De Luca, L, Temporelli, PL, Lucci, D, Gonzini, L, Riccio, C, Colivicchi, F, Geraci, G, Formigli, D, Maras, P, Falcone, C, et al
European journal of preventive cardiology. 2018;(1):43-53
Abstract
Background Stable coronary artery disease (CAD) is a leading cause of mortality worldwide. Few studies document the complete sequence of investigation of the overall stable CAD population during outpatient visits or hospitalisation.

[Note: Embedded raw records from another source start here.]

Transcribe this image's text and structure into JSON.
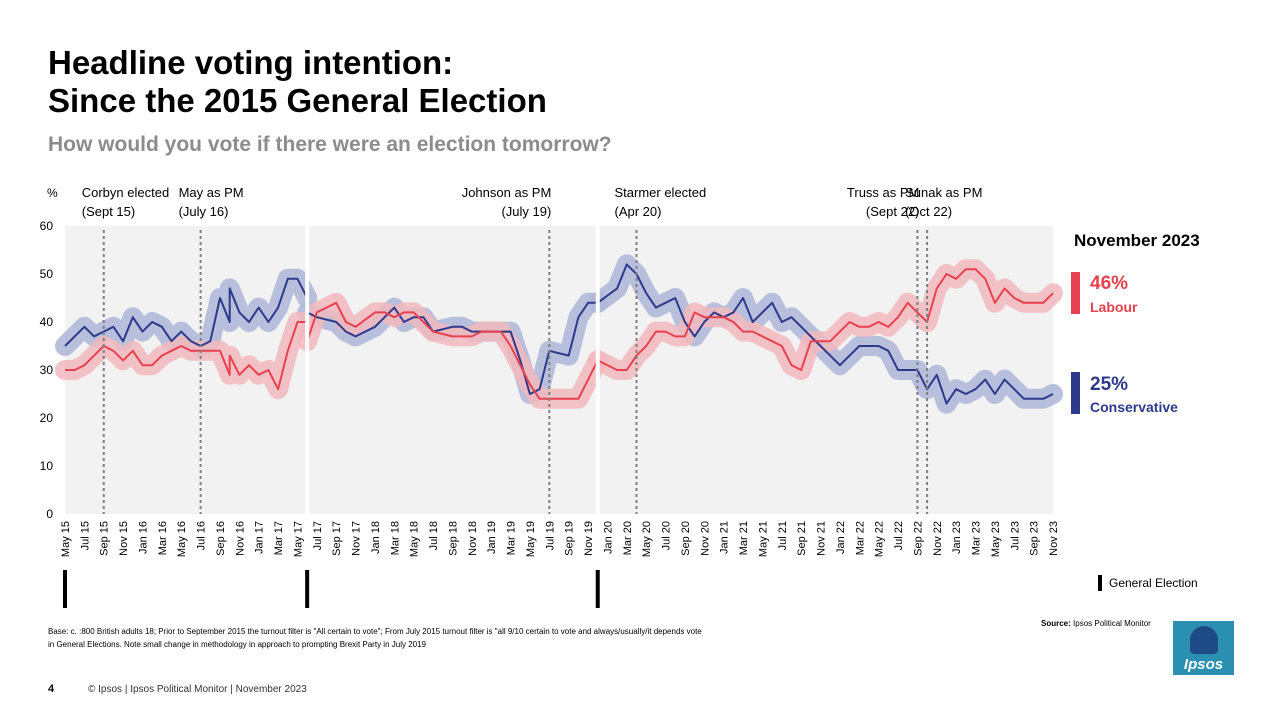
{
  "title_line1": "Headline voting intention:",
  "title_line2": "Since the 2015 General Election",
  "subtitle": "How would you vote if there were an election tomorrow?",
  "latest": {
    "period": "November 2023",
    "labour_value": "46%",
    "labour_label": "Labour",
    "conservative_value": "25%",
    "conservative_label": "Conservative"
  },
  "ge_legend_label": "General Election",
  "base_text_line1": "Base: c. :800 British adults 18; Prior to September 2015 the turnout filter is \"All certain to vote\"; From July 2015 turnout filter is \"all  9/10 certain to vote and always/usually/it depends vote",
  "base_text_line2": "in General Elections.  Note small change in methodology in approach to prompting Brexit Party in July 2019",
  "source_label": "Source:",
  "source_text": "Ipsos Political Monitor",
  "page_number": "4",
  "footer": "© Ipsos | Ipsos Political Monitor | November 2023",
  "logo_text": "Ipsos",
  "colors": {
    "labour": "#e8414f",
    "labour_band": "#f2b8bd",
    "conservative": "#2d3a8c",
    "conservative_band": "#aeb6d8",
    "plot_bg": "#f2f2f2"
  },
  "chart_data": {
    "type": "line",
    "ylabel": "%",
    "ylim": [
      0,
      60
    ],
    "yticks": [
      0,
      10,
      20,
      30,
      40,
      50,
      60
    ],
    "grid": false,
    "x_start": "May 15",
    "x_end": "Nov 23",
    "xticks": [
      "May 15",
      "Jul 15",
      "Sep 15",
      "Nov 15",
      "Jan 16",
      "Mar 16",
      "May 16",
      "Jul 16",
      "Sep 16",
      "Nov 16",
      "Jan 17",
      "Mar 17",
      "May 17",
      "Jul 17",
      "Sep 17",
      "Nov 17",
      "Jan 18",
      "Mar 18",
      "May 18",
      "Jul 18",
      "Sep 18",
      "Nov 18",
      "Jan 19",
      "Mar 19",
      "May 19",
      "Jul 19",
      "Sep 19",
      "Nov 19",
      "Jan 20",
      "Mar 20",
      "May 20",
      "Jul 20",
      "Sep 20",
      "Nov 20",
      "Jan 21",
      "Mar 21",
      "May 21",
      "Jul 21",
      "Sep 21",
      "Nov 21",
      "Jan 22",
      "Mar 22",
      "May 22",
      "Jul 22",
      "Sep 22",
      "Nov 22",
      "Jan 23",
      "Mar 23",
      "May 23",
      "Jul 23",
      "Sep 23",
      "Nov 23"
    ],
    "general_elections": [
      "May 15",
      "Jun 17",
      "Dec 19"
    ],
    "events": [
      {
        "line1": "Corbyn elected",
        "line2": "(Sept 15)",
        "date": "Sep 15",
        "align": "left"
      },
      {
        "line1": "May as PM",
        "line2": "(July 16)",
        "date": "Jul 16",
        "align": "left"
      },
      {
        "line1": "Johnson as PM",
        "line2": "(July 19)",
        "date": "Jul 19",
        "align": "right"
      },
      {
        "line1": "Starmer elected",
        "line2": "(Apr 20)",
        "date": "Apr 20",
        "align": "left"
      },
      {
        "line1": "Truss as PM",
        "line2": "(Sept 22)",
        "date": "Sep 22",
        "align": "right"
      },
      {
        "line1": "Sunak as PM",
        "line2": "(Oct 22)",
        "date": "Oct 22",
        "align": "left"
      }
    ],
    "series": [
      {
        "name": "Conservative",
        "points": [
          [
            "May 15",
            35
          ],
          [
            "Jun 15",
            37
          ],
          [
            "Jul 15",
            39
          ],
          [
            "Aug 15",
            37
          ],
          [
            "Sep 15",
            38
          ],
          [
            "Oct 15",
            39
          ],
          [
            "Nov 15",
            36
          ],
          [
            "Dec 15",
            41
          ],
          [
            "Jan 16",
            38
          ],
          [
            "Feb 16",
            40
          ],
          [
            "Mar 16",
            39
          ],
          [
            "Apr 16",
            36
          ],
          [
            "May 16",
            38
          ],
          [
            "Jun 16",
            36
          ],
          [
            "Jul 16",
            35
          ],
          [
            "Aug 16",
            36
          ],
          [
            "Sep 16",
            45
          ],
          [
            "Oct 16",
            40
          ],
          [
            "Oct 16",
            47
          ],
          [
            "Nov 16",
            42
          ],
          [
            "Dec 16",
            40
          ],
          [
            "Jan 17",
            43
          ],
          [
            "Feb 17",
            40
          ],
          [
            "Mar 17",
            43
          ],
          [
            "Apr 17",
            49
          ],
          [
            "May 17",
            49
          ],
          [
            "Jun 17",
            45
          ],
          [
            "Jun 17",
            42
          ],
          [
            "Jul 17",
            41
          ],
          [
            "Sep 17",
            40
          ],
          [
            "Oct 17",
            38
          ],
          [
            "Nov 17",
            37
          ],
          [
            "Jan 18",
            39
          ],
          [
            "Feb 18",
            41
          ],
          [
            "Mar 18",
            43
          ],
          [
            "Apr 18",
            40
          ],
          [
            "May 18",
            41
          ],
          [
            "Jun 18",
            41
          ],
          [
            "Jul 18",
            38
          ],
          [
            "Sep 18",
            39
          ],
          [
            "Oct 18",
            39
          ],
          [
            "Nov 18",
            38
          ],
          [
            "Dec 18",
            38
          ],
          [
            "Jan 19",
            38
          ],
          [
            "Feb 19",
            38
          ],
          [
            "Mar 19",
            38
          ],
          [
            "Apr 19",
            32
          ],
          [
            "May 19",
            25
          ],
          [
            "Jun 19",
            26
          ],
          [
            "Jul 19",
            34
          ],
          [
            "Sep 19",
            33
          ],
          [
            "Oct 19",
            41
          ],
          [
            "Nov 19",
            44
          ],
          [
            "Dec 19",
            44
          ],
          [
            "Dec 19",
            44
          ],
          [
            "Feb 20",
            47
          ],
          [
            "Mar 20",
            52
          ],
          [
            "Apr 20",
            50
          ],
          [
            "May 20",
            46
          ],
          [
            "Jun 20",
            43
          ],
          [
            "Jul 20",
            44
          ],
          [
            "Aug 20",
            45
          ],
          [
            "Sep 20",
            40
          ],
          [
            "Oct 20",
            37
          ],
          [
            "Nov 20",
            40
          ],
          [
            "Dec 20",
            42
          ],
          [
            "Jan 21",
            41
          ],
          [
            "Feb 21",
            42
          ],
          [
            "Mar 21",
            45
          ],
          [
            "Apr 21",
            40
          ],
          [
            "May 21",
            42
          ],
          [
            "Jun 21",
            44
          ],
          [
            "Jul 21",
            40
          ],
          [
            "Aug 21",
            41
          ],
          [
            "Sep 21",
            39
          ],
          [
            "Oct 21",
            37
          ],
          [
            "Nov 21",
            35
          ],
          [
            "Dec 21",
            33
          ],
          [
            "Jan 22",
            31
          ],
          [
            "Feb 22",
            33
          ],
          [
            "Mar 22",
            35
          ],
          [
            "Apr 22",
            35
          ],
          [
            "May 22",
            35
          ],
          [
            "Jun 22",
            34
          ],
          [
            "Jul 22",
            30
          ],
          [
            "Aug 22",
            30
          ],
          [
            "Sep 22",
            30
          ],
          [
            "Oct 22",
            26
          ],
          [
            "Nov 22",
            29
          ],
          [
            "Dec 22",
            23
          ],
          [
            "Jan 23",
            26
          ],
          [
            "Feb 23",
            25
          ],
          [
            "Mar 23",
            26
          ],
          [
            "Apr 23",
            28
          ],
          [
            "May 23",
            25
          ],
          [
            "Jun 23",
            28
          ],
          [
            "Jul 23",
            26
          ],
          [
            "Aug 23",
            24
          ],
          [
            "Sep 23",
            24
          ],
          [
            "Oct 23",
            24
          ],
          [
            "Nov 23",
            25
          ]
        ]
      },
      {
        "name": "Labour",
        "points": [
          [
            "May 15",
            30
          ],
          [
            "Jun 15",
            30
          ],
          [
            "Jul 15",
            31
          ],
          [
            "Aug 15",
            33
          ],
          [
            "Sep 15",
            35
          ],
          [
            "Oct 15",
            34
          ],
          [
            "Nov 15",
            32
          ],
          [
            "Dec 15",
            34
          ],
          [
            "Jan 16",
            31
          ],
          [
            "Feb 16",
            31
          ],
          [
            "Mar 16",
            33
          ],
          [
            "Apr 16",
            34
          ],
          [
            "May 16",
            35
          ],
          [
            "Jun 16",
            34
          ],
          [
            "Jul 16",
            34
          ],
          [
            "Aug 16",
            34
          ],
          [
            "Sep 16",
            34
          ],
          [
            "Oct 16",
            29
          ],
          [
            "Oct 16",
            33
          ],
          [
            "Nov 16",
            29
          ],
          [
            "Dec 16",
            31
          ],
          [
            "Jan 17",
            29
          ],
          [
            "Feb 17",
            30
          ],
          [
            "Mar 17",
            26
          ],
          [
            "Apr 17",
            34
          ],
          [
            "May 17",
            40
          ],
          [
            "Jun 17",
            40
          ],
          [
            "Jun 17",
            36
          ],
          [
            "Jul 17",
            42
          ],
          [
            "Sep 17",
            44
          ],
          [
            "Oct 17",
            40
          ],
          [
            "Nov 17",
            39
          ],
          [
            "Jan 18",
            42
          ],
          [
            "Feb 18",
            42
          ],
          [
            "Mar 18",
            41
          ],
          [
            "Apr 18",
            42
          ],
          [
            "May 18",
            42
          ],
          [
            "Jun 18",
            40
          ],
          [
            "Jul 18",
            38
          ],
          [
            "Sep 18",
            37
          ],
          [
            "Oct 18",
            37
          ],
          [
            "Nov 18",
            37
          ],
          [
            "Dec 18",
            38
          ],
          [
            "Jan 19",
            38
          ],
          [
            "Feb 19",
            38
          ],
          [
            "Mar 19",
            35
          ],
          [
            "Apr 19",
            31
          ],
          [
            "May 19",
            27
          ],
          [
            "Jun 19",
            24
          ],
          [
            "Jul 19",
            24
          ],
          [
            "Sep 19",
            24
          ],
          [
            "Oct 19",
            24
          ],
          [
            "Nov 19",
            28
          ],
          [
            "Dec 19",
            32
          ],
          [
            "Dec 19",
            32
          ],
          [
            "Feb 20",
            30
          ],
          [
            "Mar 20",
            30
          ],
          [
            "Apr 20",
            33
          ],
          [
            "May 20",
            35
          ],
          [
            "Jun 20",
            38
          ],
          [
            "Jul 20",
            38
          ],
          [
            "Aug 20",
            37
          ],
          [
            "Sep 20",
            37
          ],
          [
            "Oct 20",
            42
          ],
          [
            "Nov 20",
            41
          ],
          [
            "Dec 20",
            41
          ],
          [
            "Jan 21",
            41
          ],
          [
            "Feb 21",
            40
          ],
          [
            "Mar 21",
            38
          ],
          [
            "Apr 21",
            38
          ],
          [
            "May 21",
            37
          ],
          [
            "Jun 21",
            36
          ],
          [
            "Jul 21",
            35
          ],
          [
            "Aug 21",
            31
          ],
          [
            "Sep 21",
            30
          ],
          [
            "Oct 21",
            36
          ],
          [
            "Nov 21",
            36
          ],
          [
            "Dec 21",
            36
          ],
          [
            "Jan 22",
            38
          ],
          [
            "Feb 22",
            40
          ],
          [
            "Mar 22",
            39
          ],
          [
            "Apr 22",
            39
          ],
          [
            "May 22",
            40
          ],
          [
            "Jun 22",
            39
          ],
          [
            "Jul 22",
            41
          ],
          [
            "Aug 22",
            44
          ],
          [
            "Sep 22",
            42
          ],
          [
            "Oct 22",
            40
          ],
          [
            "Nov 22",
            47
          ],
          [
            "Dec 22",
            50
          ],
          [
            "Jan 23",
            49
          ],
          [
            "Feb 23",
            51
          ],
          [
            "Mar 23",
            51
          ],
          [
            "Apr 23",
            49
          ],
          [
            "May 23",
            44
          ],
          [
            "Jun 23",
            47
          ],
          [
            "Jul 23",
            45
          ],
          [
            "Aug 23",
            44
          ],
          [
            "Sep 23",
            44
          ],
          [
            "Oct 23",
            44
          ],
          [
            "Nov 23",
            46
          ]
        ]
      }
    ]
  }
}
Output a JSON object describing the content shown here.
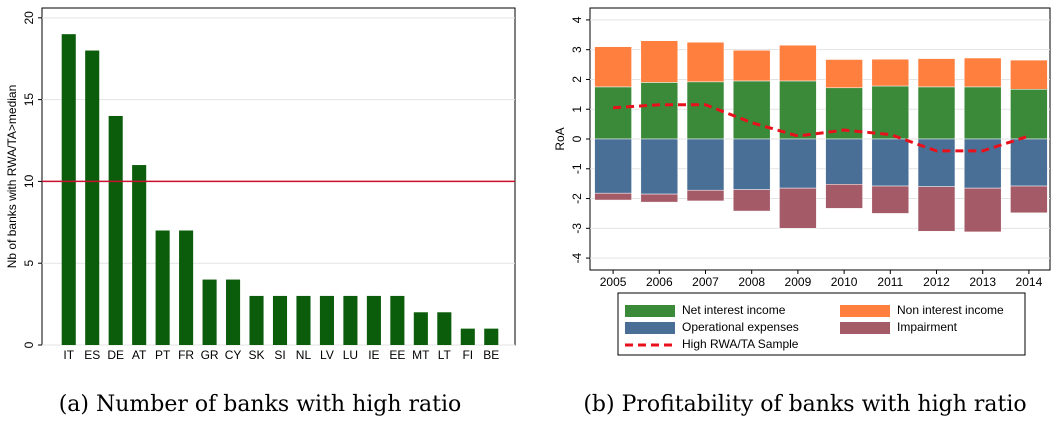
{
  "chart_data": [
    {
      "type": "bar",
      "caption": "(a) Number of banks with high ratio",
      "ylabel": "Nb of banks with RWA/TA>median",
      "categories": [
        "IT",
        "ES",
        "DE",
        "AT",
        "PT",
        "FR",
        "GR",
        "CY",
        "SK",
        "SI",
        "NL",
        "LV",
        "LU",
        "IE",
        "EE",
        "MT",
        "LT",
        "FI",
        "BE"
      ],
      "values": [
        19,
        18,
        14,
        11,
        7,
        7,
        4,
        4,
        3,
        3,
        3,
        3,
        3,
        3,
        3,
        2,
        2,
        1,
        1
      ],
      "color": "#0b5d0b",
      "ylim": [
        0,
        20.6
      ],
      "yticks": [
        0,
        5,
        10,
        15,
        20
      ],
      "grid": true,
      "hline": 10,
      "hline_color": "#c8102e"
    },
    {
      "type": "stacked-bar",
      "caption": "(b) Profitability of banks with high ratio",
      "ylabel": "RoA",
      "categories": [
        "2005",
        "2006",
        "2007",
        "2008",
        "2009",
        "2010",
        "2011",
        "2012",
        "2013",
        "2014"
      ],
      "series": [
        {
          "name": "Net interest income",
          "color": "#3a8a3a",
          "values": [
            1.75,
            1.9,
            1.92,
            1.95,
            1.95,
            1.72,
            1.78,
            1.75,
            1.75,
            1.67
          ]
        },
        {
          "name": "Non interest income",
          "color": "#ff7f3f",
          "values": [
            1.35,
            1.4,
            1.33,
            1.03,
            1.2,
            0.95,
            0.9,
            0.95,
            0.97,
            0.98
          ]
        },
        {
          "name": "Operational expenses",
          "color": "#4a6f96",
          "values": [
            -1.82,
            -1.85,
            -1.72,
            -1.7,
            -1.65,
            -1.52,
            -1.58,
            -1.6,
            -1.65,
            -1.58
          ]
        },
        {
          "name": "Impairment",
          "color": "#a55a68",
          "values": [
            -0.23,
            -0.27,
            -0.36,
            -0.72,
            -1.35,
            -0.81,
            -0.92,
            -1.5,
            -1.47,
            -0.9
          ]
        }
      ],
      "lines": [
        {
          "name": "High RWA/TA Sample",
          "color": "#e8101a",
          "linestyle": "dashed",
          "values": [
            1.05,
            1.15,
            1.15,
            0.55,
            0.1,
            0.3,
            0.15,
            -0.4,
            -0.4,
            0.1
          ]
        }
      ],
      "ylim": [
        -4.4,
        4.4
      ],
      "yticks": [
        -4,
        -3,
        -2,
        -1,
        0,
        1,
        2,
        3,
        4
      ],
      "grid": true
    }
  ]
}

Aim To obtain accurate and up-to-date information on current management of patients with stable CAD. Methods START (STable coronary Artery diseases RegisTry) was a prospective, observational, nationwide study aimed at evaluating the presentation, management, treatment and quality of life of stable CAD patients presenting to cardiologists during outpatient visits or discharged from cardiology wards. Results Over a 3-month period, 5070 consecutive patients were enrolled in 183 participating centres: 72% managed by a cardiologist during outpatient or day hospital visits and 28% discharged from cardiology wards. The vast majority of patients (87%) received a coronary angiography (86% of patients managed during outpatient visits and 90% during hospitalisation; p < 0.0001). Outpatients more frequently received optimal medical therapy (OMT; i.e. aspirin or thienopyridine, β-blockers and statins) compared to hospitalised patients (70.2% vs 67.1%; p = 0.03). A personalised diet was prescribed in 58% (60.5% in outpatients and 52.9% in those admitted to hospitals; p < 0.0001), physical activity programmes were suggested in 65% (69.4% and 54.3%; p < 0.0001) and smoking cessation was recommended in 71% of currently smoking patients (73.2% and 65.2%; p = 0.02). Conclusions In this large, contemporary registry, patients with stable CAD discharged from cardiology wards more commonly underwent diagnostic imaging procedures and less frequently received OMT or lifestyle modification programmes compared to patients manged by cardiologists during outpatient visits.